Newport
A classy beach city with a taste for food
You can’t help but notice how beautiful the coastal New England town of Newport is. It has stunning scenery, amazing buildings, and friendly people who make you feel welcome. Newport has a lot of unique places to visit and fun things to do. You can see the Gilded Age houses that the Astors, Rockefellers, and Vanderbilts used as summer homes, or you can go on a culinary and sightseeing tour of Narragansett Bay.
Coastal Style
The Newport area is at the mouth of Narragansett Bay, which National Geographic named one of the Top 12 adventure destinations in the world. It has beaches, fresh seafood, cozy inns and motels, and lots of ways to enjoy the water.
There is a carousel at Easton’s Beach in Newport, which locals call “First Beach.” Sachuest Beach, also known as “Second Beach,” in Middletown is a great place to surf. It is right next to the Norman Bird Sanctuary. You can take a walk along the 5.6-kilometer Cliff Walk to see the houses and the rocky coast. You can take a Newport Gourmet Tour to learn more about food behind the scenes, or you can go to the Coastal Extreme Brewing Company/Newport Storm Brewery to try some of their beers and rum.
Then, go to your room at the downtown Admiral Fitzroy Inn, which used to be a nun and is now a bed and breakfast; Forty 1° North, which has modern amenities; or the Castle Hill Inn, which has Old World charm.
Headquarters for Sailing
The city is known as the “Sailing Capital of the World” because it is home to the America’s Cup and the U.S. Naval Station Newport. On Narragansett Bay, trips called “Sight-Sailing” are very popular. You can take trips on a lobster boat that has been fixed up or a yacht that used to be used for rum smuggling.
If you’d rather learn how to sail, Sail Newport’s adult program offers both one-on-one and group lessons. Other sailing lessons can be tailored to the needs of kids and teens.
One fun thing to do in the area is to take a kayak and watch the boats in Newport Harbor sail under the Claiborne Pell Bridge, also known as the Newport Bridge.
Story of the Gilded Age
Newport’s rocky shores and sandy beaches made it “America’s First Resort” from 1870 to 1900, during the “Gilded Age.” You can take tours of 11 homes and gardens today. Seven of them are National Historic Landmarks.

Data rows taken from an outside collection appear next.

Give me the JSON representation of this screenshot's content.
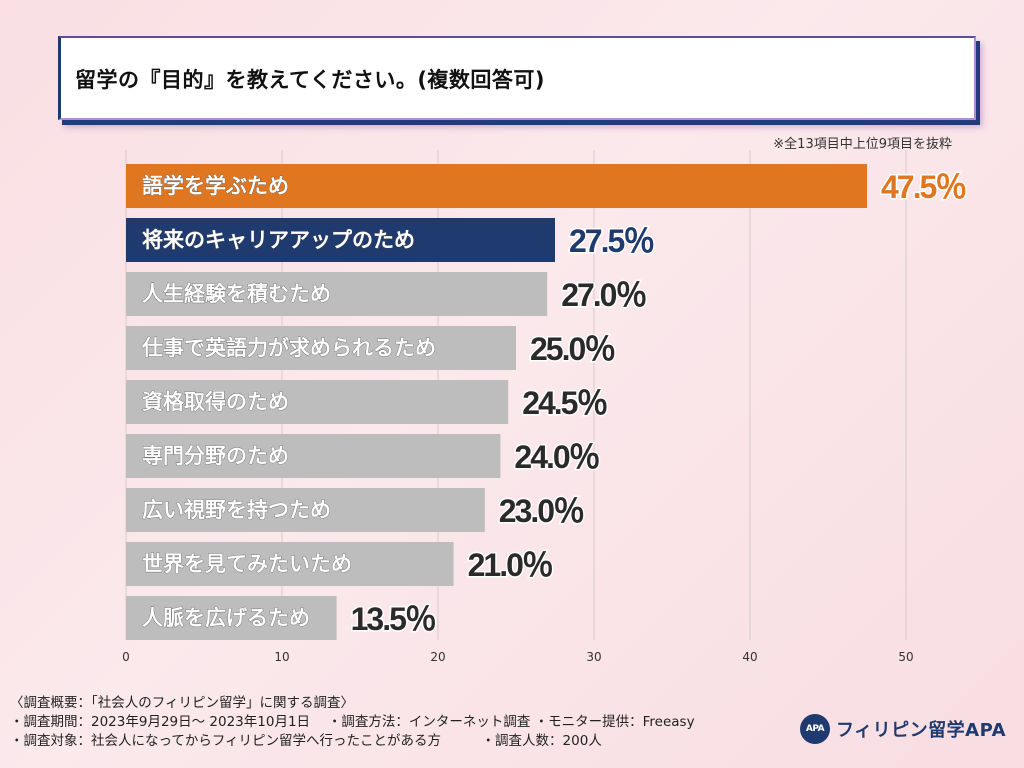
{
  "header": {
    "title": "留学の『目的』を教えてください。(複数回答可)",
    "note": "※全13項目中上位9項目を抜粋"
  },
  "chart_data": {
    "type": "bar",
    "orientation": "horizontal",
    "categories": [
      "語学を学ぶため",
      "将来のキャリアアップのため",
      "人生経験を積むため",
      "仕事で英語力が求められるため",
      "資格取得のため",
      "専門分野のため",
      "広い視野を持つため",
      "世界を見てみたいため",
      "人脈を広げるため"
    ],
    "values": [
      47.5,
      27.5,
      27.0,
      25.0,
      24.5,
      24.0,
      23.0,
      21.0,
      13.5
    ],
    "value_labels": [
      "47.5％",
      "27.5％",
      "27.0％",
      "25.0％",
      "24.5％",
      "24.0％",
      "23.0％",
      "21.0％",
      "13.5％"
    ],
    "bar_colors": [
      "#e0761f",
      "#1e3a6e",
      "#bdbdbd",
      "#bdbdbd",
      "#bdbdbd",
      "#bdbdbd",
      "#bdbdbd",
      "#bdbdbd",
      "#bdbdbd"
    ],
    "label_colors": [
      "#e0761f",
      "#1e3a6e",
      "#2a2a2a",
      "#2a2a2a",
      "#2a2a2a",
      "#2a2a2a",
      "#2a2a2a",
      "#2a2a2a",
      "#2a2a2a"
    ],
    "xlim": [
      0,
      55
    ],
    "xticks": [
      0,
      10,
      20,
      30,
      40,
      50
    ],
    "xtick_labels": [
      "0",
      "10",
      "20",
      "30",
      "40",
      "50"
    ],
    "grid": true
  },
  "footer": {
    "line1": "〈調査概要：「社会人のフィリピン留学」に関する調査〉",
    "line2": "・調査期間：2023年9月29日〜 2023年10月1日　 ・調査方法：インターネット調査 ・モニター提供：Freeasy",
    "line3": "・調査対象：社会人になってからフィリピン留学へ行ったことがある方　　　・調査人数：200人"
  },
  "logo": {
    "badge": "APA",
    "text": "フィリピン留学APA"
  }
}
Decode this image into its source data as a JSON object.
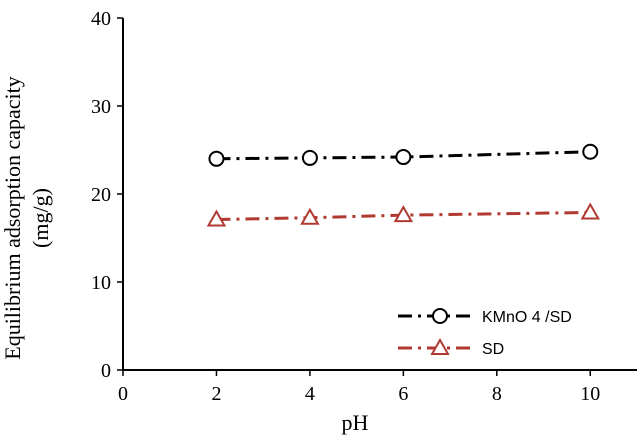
{
  "chart_data": {
    "type": "line",
    "title": "",
    "xlabel": "pH",
    "ylabel": "Equilibrium adsorption capacity",
    "ylabel_unit": "(mg/g)",
    "xlim": [
      0,
      11
    ],
    "ylim": [
      0,
      40
    ],
    "xticks": [
      0,
      2,
      4,
      6,
      8,
      10
    ],
    "yticks": [
      0,
      10,
      20,
      30,
      40
    ],
    "grid": false,
    "legend_position": "bottom-right",
    "series": [
      {
        "name": "KMnO 4 /SD",
        "color": "#000000",
        "marker": "circle",
        "line_style": "dash-dot",
        "x": [
          2,
          4,
          6,
          10
        ],
        "y": [
          24.0,
          24.1,
          24.2,
          24.8
        ]
      },
      {
        "name": "SD",
        "color": "#b03a32",
        "marker": "triangle",
        "line_style": "dash-dot",
        "x": [
          2,
          4,
          6,
          10
        ],
        "y": [
          17.1,
          17.3,
          17.6,
          17.9
        ]
      }
    ]
  }
}
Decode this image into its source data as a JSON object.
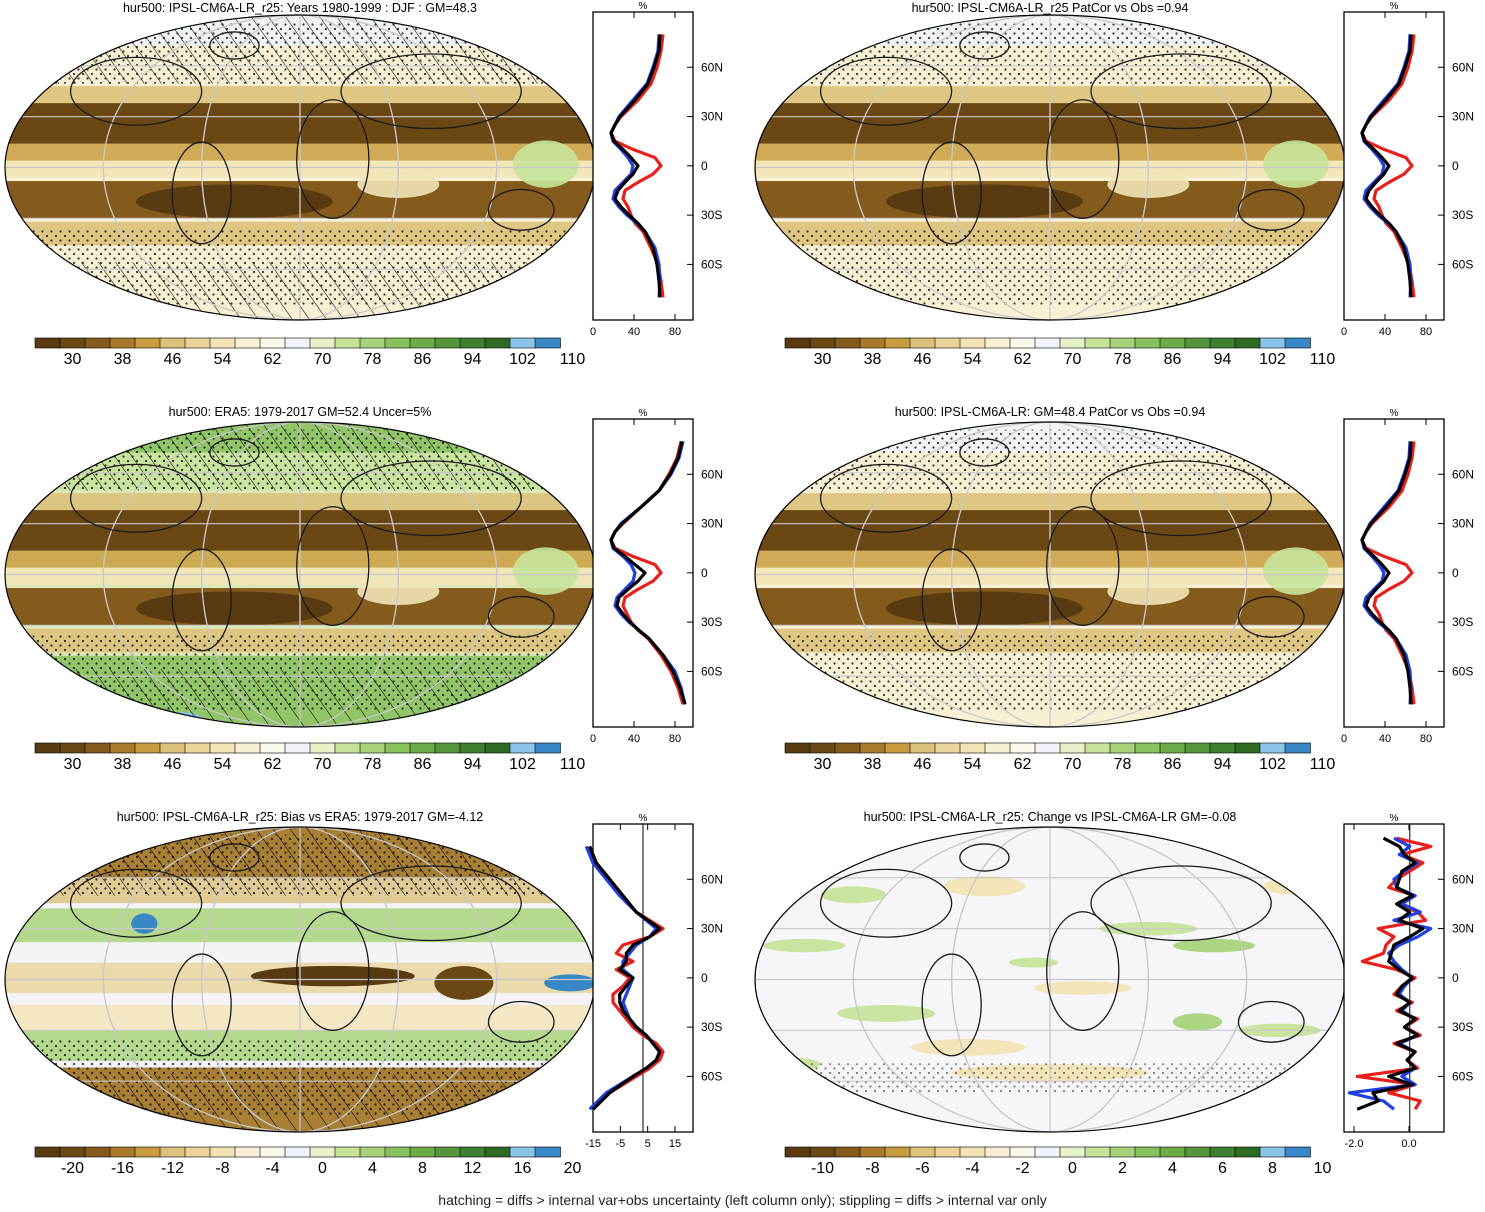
{
  "palettes": {
    "abs": [
      "#5a3a10",
      "#6b4714",
      "#845a1d",
      "#a87a2a",
      "#c99d3f",
      "#dcc17a",
      "#ead49a",
      "#f2e4b6",
      "#f7f0d4",
      "#fbf8ec",
      "#f0f4fa",
      "#e8f1c8",
      "#c7e39a",
      "#a8d37a",
      "#89c15e",
      "#6cab48",
      "#55953b",
      "#3f7f30",
      "#2f6a25",
      "#8ac4ea",
      "#3a87c6"
    ],
    "bias": [
      "#5a3a10",
      "#6b4714",
      "#845a1d",
      "#a87a2a",
      "#c99d3f",
      "#dcc17a",
      "#ead49a",
      "#f2e4b6",
      "#f7f0d4",
      "#fbf8ec",
      "#f0f4fa",
      "#e8f1c8",
      "#c7e39a",
      "#a8d37a",
      "#89c15e",
      "#6cab48",
      "#55953b",
      "#3f7f30",
      "#2f6a25",
      "#8ac4ea",
      "#3a87c6"
    ],
    "change": [
      "#5a3a10",
      "#6b4714",
      "#845a1d",
      "#a87a2a",
      "#c99d3f",
      "#dcc17a",
      "#ead49a",
      "#f2e4b6",
      "#f7f0d4",
      "#fbf8ec",
      "#f0f4fa",
      "#e8f1c8",
      "#c7e39a",
      "#a8d37a",
      "#89c15e",
      "#6cab48",
      "#55953b",
      "#3f7f30",
      "#2f6a25",
      "#8ac4ea",
      "#3a87c6"
    ]
  },
  "colors": {
    "model": "#e8201c",
    "obs": "#1f3fe0",
    "ens": "#000000",
    "ocean_base": "#f3ede0"
  },
  "chart_data": [
    {
      "type": "heatmap",
      "title": "hur500: IPSL-CM6A-LR_r25: Years 1980-1999 : DJF : GM=48.3",
      "map_pattern": "abs",
      "hatching": true,
      "stippling": true,
      "colorbar": {
        "palette": "abs",
        "tick_labels": [
          "30",
          "38",
          "46",
          "54",
          "62",
          "70",
          "78",
          "86",
          "94",
          "102",
          "110"
        ]
      },
      "profile": {
        "xlabel": "%",
        "xticks": [
          "0",
          "40",
          "80"
        ],
        "xlim": [
          0,
          100
        ],
        "yticks": [
          "60N",
          "30N",
          "0",
          "30S",
          "60S"
        ],
        "lat": [
          80,
          70,
          60,
          50,
          40,
          30,
          25,
          20,
          15,
          10,
          5,
          0,
          -5,
          -10,
          -15,
          -20,
          -25,
          -30,
          -35,
          -40,
          -50,
          -60,
          -70,
          -80
        ],
        "series": [
          {
            "name": "model",
            "values": [
              70,
              68,
              64,
              58,
              45,
              28,
              22,
              18,
              22,
              40,
              62,
              68,
              60,
              45,
              32,
              30,
              35,
              38,
              42,
              50,
              58,
              65,
              68,
              70
            ]
          },
          {
            "name": "obs",
            "values": [
              66,
              65,
              60,
              54,
              40,
              26,
              22,
              18,
              20,
              28,
              35,
              40,
              38,
              30,
              22,
              20,
              26,
              34,
              44,
              52,
              62,
              66,
              67,
              66
            ]
          },
          {
            "name": "ens",
            "values": [
              67,
              66,
              61,
              55,
              42,
              27,
              22,
              18,
              21,
              30,
              38,
              45,
              40,
              32,
              25,
              22,
              28,
              36,
              45,
              52,
              60,
              64,
              66,
              67
            ]
          }
        ]
      }
    },
    {
      "type": "heatmap",
      "title": "hur500: IPSL-CM6A-LR_r25 PatCor vs Obs =0.94",
      "map_pattern": "abs",
      "hatching": false,
      "stippling": true,
      "colorbar": {
        "palette": "abs",
        "tick_labels": [
          "30",
          "38",
          "46",
          "54",
          "62",
          "70",
          "78",
          "86",
          "94",
          "102",
          "110"
        ]
      },
      "profile": {
        "xlabel": "%",
        "xticks": [
          "0",
          "40",
          "80"
        ],
        "xlim": [
          0,
          100
        ],
        "yticks": [
          "60N",
          "30N",
          "0",
          "30S",
          "60S"
        ],
        "lat": [
          80,
          70,
          60,
          50,
          40,
          30,
          25,
          20,
          15,
          10,
          5,
          0,
          -5,
          -10,
          -15,
          -20,
          -25,
          -30,
          -35,
          -40,
          -50,
          -60,
          -70,
          -80
        ],
        "series": [
          {
            "name": "model",
            "values": [
              70,
              68,
              64,
              58,
              45,
              28,
              22,
              18,
              22,
              40,
              62,
              68,
              60,
              45,
              32,
              30,
              35,
              38,
              42,
              50,
              58,
              65,
              68,
              70
            ]
          },
          {
            "name": "obs",
            "values": [
              66,
              65,
              60,
              54,
              40,
              26,
              22,
              18,
              20,
              28,
              35,
              40,
              38,
              30,
              22,
              20,
              26,
              34,
              44,
              52,
              62,
              66,
              67,
              66
            ]
          },
          {
            "name": "ens",
            "values": [
              67,
              66,
              61,
              55,
              42,
              27,
              22,
              18,
              21,
              30,
              38,
              45,
              40,
              32,
              25,
              22,
              28,
              36,
              45,
              52,
              60,
              64,
              66,
              67
            ]
          }
        ]
      }
    },
    {
      "type": "heatmap",
      "title": "hur500: ERA5: 1979-2017 GM=52.4 Uncer=5%",
      "map_pattern": "era",
      "hatching": true,
      "stippling": true,
      "colorbar": {
        "palette": "abs",
        "tick_labels": [
          "30",
          "38",
          "46",
          "54",
          "62",
          "70",
          "78",
          "86",
          "94",
          "102",
          "110"
        ]
      },
      "profile": {
        "xlabel": "%",
        "xticks": [
          "0",
          "40",
          "80"
        ],
        "xlim": [
          0,
          100
        ],
        "yticks": [
          "60N",
          "30N",
          "0",
          "30S",
          "60S"
        ],
        "lat": [
          80,
          70,
          60,
          50,
          40,
          30,
          25,
          20,
          15,
          10,
          5,
          0,
          -5,
          -10,
          -15,
          -20,
          -25,
          -30,
          -35,
          -40,
          -50,
          -60,
          -70,
          -80
        ],
        "series": [
          {
            "name": "model",
            "values": [
              88,
              84,
              76,
              66,
              48,
              30,
              22,
              18,
              22,
              40,
              62,
              68,
              60,
              45,
              32,
              30,
              34,
              38,
              45,
              55,
              68,
              78,
              85,
              90
            ]
          },
          {
            "name": "obs",
            "values": [
              90,
              86,
              78,
              66,
              48,
              28,
              22,
              18,
              20,
              30,
              38,
              42,
              40,
              32,
              24,
              22,
              28,
              36,
              46,
              56,
              70,
              82,
              88,
              92
            ]
          },
          {
            "name": "ens",
            "values": [
              89,
              85,
              77,
              66,
              48,
              29,
              22,
              18,
              21,
              32,
              42,
              52,
              45,
              35,
              26,
              24,
              30,
              37,
              46,
              56,
              70,
              80,
              87,
              92
            ]
          }
        ]
      }
    },
    {
      "type": "heatmap",
      "title": "hur500: IPSL-CM6A-LR: GM=48.4 PatCor vs Obs =0.94",
      "map_pattern": "abs",
      "hatching": false,
      "stippling": true,
      "colorbar": {
        "palette": "abs",
        "tick_labels": [
          "30",
          "38",
          "46",
          "54",
          "62",
          "70",
          "78",
          "86",
          "94",
          "102",
          "110"
        ]
      },
      "profile": {
        "xlabel": "%",
        "xticks": [
          "0",
          "40",
          "80"
        ],
        "xlim": [
          0,
          100
        ],
        "yticks": [
          "60N",
          "30N",
          "0",
          "30S",
          "60S"
        ],
        "lat": [
          80,
          70,
          60,
          50,
          40,
          30,
          25,
          20,
          15,
          10,
          5,
          0,
          -5,
          -10,
          -15,
          -20,
          -25,
          -30,
          -35,
          -40,
          -50,
          -60,
          -70,
          -80
        ],
        "series": [
          {
            "name": "model",
            "values": [
              70,
              68,
              64,
              58,
              45,
              28,
              22,
              18,
              22,
              40,
              62,
              68,
              60,
              45,
              32,
              30,
              35,
              38,
              42,
              50,
              58,
              65,
              68,
              70
            ]
          },
          {
            "name": "obs",
            "values": [
              66,
              65,
              60,
              54,
              40,
              26,
              22,
              18,
              20,
              28,
              35,
              40,
              38,
              30,
              22,
              20,
              26,
              34,
              44,
              52,
              62,
              66,
              67,
              66
            ]
          },
          {
            "name": "ens",
            "values": [
              67,
              66,
              61,
              55,
              42,
              27,
              22,
              18,
              21,
              30,
              38,
              45,
              40,
              32,
              25,
              22,
              28,
              36,
              45,
              52,
              60,
              64,
              66,
              67
            ]
          }
        ]
      }
    },
    {
      "type": "heatmap",
      "title": "hur500: IPSL-CM6A-LR_r25: Bias vs ERA5: 1979-2017 GM=-4.12",
      "map_pattern": "bias",
      "hatching": true,
      "stippling": true,
      "colorbar": {
        "palette": "bias",
        "tick_labels": [
          "-20",
          "-16",
          "-12",
          "-8",
          "-4",
          "0",
          "4",
          "8",
          "12",
          "16",
          "20"
        ]
      },
      "profile": {
        "xlabel": "%",
        "xticks": [
          "-15",
          "-5",
          "5",
          "15"
        ],
        "xlim": [
          -15,
          15
        ],
        "zero_line": 0,
        "yticks": [
          "60N",
          "30N",
          "0",
          "30S",
          "60S"
        ],
        "lat": [
          80,
          70,
          60,
          50,
          40,
          30,
          25,
          20,
          15,
          10,
          5,
          0,
          -5,
          -10,
          -15,
          -20,
          -25,
          -30,
          -35,
          -40,
          -45,
          -50,
          -55,
          -60,
          -70,
          -80
        ],
        "series": [
          {
            "name": "model",
            "values": [
              -16,
              -14,
              -10,
              -6,
              -2,
              6,
              2,
              -6,
              -8,
              -3,
              -8,
              -4,
              -6,
              -9,
              -9,
              -7,
              -5,
              -3,
              0,
              4,
              6,
              5,
              2,
              -2,
              -10,
              -15
            ]
          },
          {
            "name": "obs",
            "values": [
              -17,
              -15,
              -11,
              -7,
              -2,
              4,
              2,
              -2,
              -4,
              -6,
              -6,
              -3,
              -4,
              -5,
              -6,
              -5,
              -4,
              -2,
              1,
              3,
              5,
              4,
              1,
              -3,
              -11,
              -16
            ]
          },
          {
            "name": "ens",
            "values": [
              -16,
              -14,
              -10,
              -6,
              -2,
              5,
              2,
              -3,
              -5,
              -5,
              -7,
              -3,
              -5,
              -7,
              -7,
              -6,
              -4,
              -2,
              1,
              3,
              5,
              4,
              1,
              -3,
              -10,
              -15
            ]
          }
        ]
      }
    },
    {
      "type": "heatmap",
      "title": "hur500: IPSL-CM6A-LR_r25: Change vs IPSL-CM6A-LR GM=-0.08",
      "map_pattern": "change",
      "hatching": false,
      "stippling": true,
      "colorbar": {
        "palette": "change",
        "tick_labels": [
          "-10",
          "-8",
          "-6",
          "-4",
          "-2",
          "0",
          "2",
          "4",
          "6",
          "8",
          "10"
        ]
      },
      "profile": {
        "xlabel": "%",
        "xticks": [
          "-2.0",
          "0.0"
        ],
        "xlim": [
          -2.5,
          1.3
        ],
        "zero_line": 0,
        "yticks": [
          "60N",
          "30N",
          "0",
          "30S",
          "60S"
        ],
        "lat": [
          85,
          80,
          75,
          70,
          65,
          60,
          55,
          50,
          45,
          40,
          35,
          30,
          25,
          20,
          15,
          10,
          5,
          0,
          -5,
          -10,
          -15,
          -20,
          -25,
          -30,
          -35,
          -40,
          -45,
          -50,
          -55,
          -60,
          -65,
          -70,
          -75,
          -80
        ],
        "series": [
          {
            "name": "model",
            "values": [
              -0.5,
              0.8,
              -0.3,
              0.5,
              0.0,
              -0.5,
              -0.8,
              0.2,
              -0.4,
              0.3,
              0.6,
              -1.2,
              -0.6,
              -0.9,
              -1.0,
              -1.8,
              -0.5,
              0.2,
              -0.3,
              -0.6,
              0.1,
              -0.5,
              0.3,
              -0.2,
              0.4,
              -0.6,
              0.2,
              -0.1,
              0.3,
              -2.0,
              0.2,
              -0.8,
              0.4,
              0.2
            ]
          },
          {
            "name": "obs",
            "values": [
              -0.6,
              0.0,
              -0.4,
              0.3,
              -0.2,
              -0.6,
              -0.5,
              0.2,
              -0.3,
              0.4,
              -0.6,
              0.8,
              0.3,
              -0.4,
              -0.8,
              -0.6,
              -0.3,
              0.1,
              -0.2,
              -0.4,
              0.0,
              -0.3,
              0.2,
              -0.2,
              0.3,
              -0.4,
              0.2,
              -0.1,
              0.2,
              -0.3,
              0.2,
              -2.3,
              -1.0,
              -0.6
            ]
          },
          {
            "name": "ens",
            "values": [
              -1.0,
              -0.4,
              -0.2,
              0.2,
              -0.3,
              -0.4,
              -0.5,
              0.1,
              -0.5,
              0.0,
              -0.4,
              0.5,
              0.0,
              -0.6,
              -0.7,
              -0.8,
              -0.4,
              0.1,
              -0.3,
              -0.5,
              0.0,
              -0.4,
              0.2,
              -0.2,
              0.3,
              -0.5,
              0.2,
              -0.1,
              0.2,
              -0.8,
              0.1,
              -1.4,
              -1.2,
              -2.0
            ]
          }
        ]
      }
    }
  ],
  "footer": "hatching = diffs > internal var+obs uncertainty (left column only); stippling = diffs > internal var only"
}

As far as “summer cottages” go, The Breakers, the Vanderbilt family’s 70-room palazzo in the Italian Renaissance style, is the most impressive. Marie Antoinette’s Petit Trianon in Versailles gave Vanderbilt ideas for another home, Marble House.
The Elms looks like a French chateau from the 1750s. Rosecliff looks a lot like the Grand Trianon, which was the garden home of the French kings at Versailles. Here’s where the American Beauty Rose got its start.
Beyond Newport, Newport is a hub for experiencing Rhode Island’s 644 kilometers of coastline, its beautiful rural areas with tours of farms and vineyards, horseback riding and hiking, and Providence, the state capital.
Barnaby Evans made “WaterFire,” a sculpture with 100 fires just above the water’s surface that can be seen in rivers in downtown Providence and towns all over the world. Make plans to eat here: It was chosen by Travel + Leisure as the best food city in the United States.
A ferry ride to Block Island, which is about 21 kilometers south of Newport, will let you see one of the “Last Great Places on Earth” according to the Nature Conservancy. The island has rare wildlife, trails, and a rocky shoreline.